Thursday, August 24, 2006

 

From Radical To Populist

Ned Lamont made an interesting rhetorical swivel in his criticism of Joe Lieberman:

Ned Lamont, who defeated Mr. Lieberman in the Democratic primary in part by stoking antiwar sentiment, said that Mr. Lieberman’s comments put him “way outside the mainstream, not just of Democrats, but of the public at large.”

Mr. Lamont has said he would back a plan for a firm timeline of troop withdrawal from Iraq, a position supported by several other Democrats in the Senate.

“Nobody is talking about isolationism,” Mr. Lamont said, responding in a telephone interview to Mr. Lieberman’s remarks. “The problem is that the Bush administration and Senator Lieberman think that you can fight this like a conventional war, and that’s where they are wrong. We have to deal with homeland security, port security, to really protect ourselves.”
In accenting the latter points, Lamont may have figured out a way to make the radical -- pulling out of Iraq -- "populist."

As Arnold Kling points out at Tech Central Station, the public may now see that forced
"democratization" for the Middle East may be the radical idea -- not the need to withdraw precipitously:

My sense is that popular opinion is likely to gravitate toward one of two positions.

1) The Middle East is a hopeless cauldron of hatred. We should focus on homeland security, stay out of the Middle East, and have as little interaction with the Muslim world as possible; or
2) A major war is inevitable, so that we need to get ready for it. Nothing else will stop Iranian aggression, and nothing else will stifle the funding, sponsoring, and glorification of terrorists.

In 2008, I believe that either a Republican running on (1) as a platform or a Democrat running on (2) as a platform could win broad bipartisan support. However, my guess is that the Democrats are likely to come closer to representing (1) in 2008, and as of now my sense is that (1) is more popular than (2).

In my own thinking, I tend to vacillate between (1) and (2). The advantage of (2) is that it helps align our interests with the UK and Israel, which are not in a position to adopt (1). The UK, with its larger and more radical Muslim population, necessarily is affected by international Muslim belligerence. For Israel, staying out of the Middle East is not an option.

The main prediction from this essay is that we will see an outbreak of popular frustration in the next few years. I think that many people are tired of political spin machines, diplomatic "solutions," and fancy intellectual models of the world that fail in practice.

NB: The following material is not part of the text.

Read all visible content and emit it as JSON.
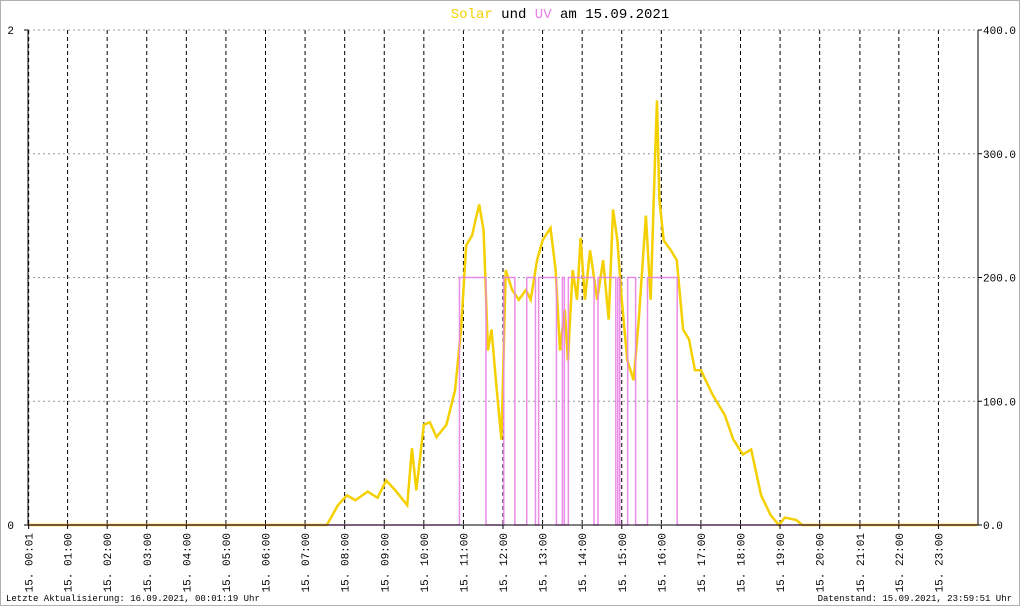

They long for a leader who talks straight and who can make the plays work on the field the way they were designed to work on the chalkboard.

The failures of elitist thinking will create an adverse environment for haughty, cerebral politicians such as Tony Blair or Benjamin Netanyahu. Instead, I expect more populist figures to emerge, which gives me considerable misgivings. I think that populist economics is mostly bad. If voters turn to populists on the issue of national security, my guess is that the economy will suffer for it.

But I think that the popular instinct is that the elites so far have not gotten it right on security and Islamic militancy. And in that regard, the popular instinct is right.
So, in Connecticut, it can be argued that Lamont is attempting to portray Lieberman as one of the "haughty politicians" that Kling describes (not too difficult, in my view). Furthermore, Lamont is arguing that his quote-antiwar-unquote position is now represents the mainstream -- as opposed to the "Iraq liberation" view of Lieberman and bush.

Given that Kling has previously been more supportive of the administration, his take on where popular opinion is going may very well be correct. If so, Lieberman may be heading for a second defeat in Connecticut.

That John McCain is
making an apparent step away from his earlier full-throated support of the Bush strategy (with notable detours on issues such as torture) suggests that reflexive defense of the status quo is no longer working -- and sentiment against the war is becoming less a radical notion.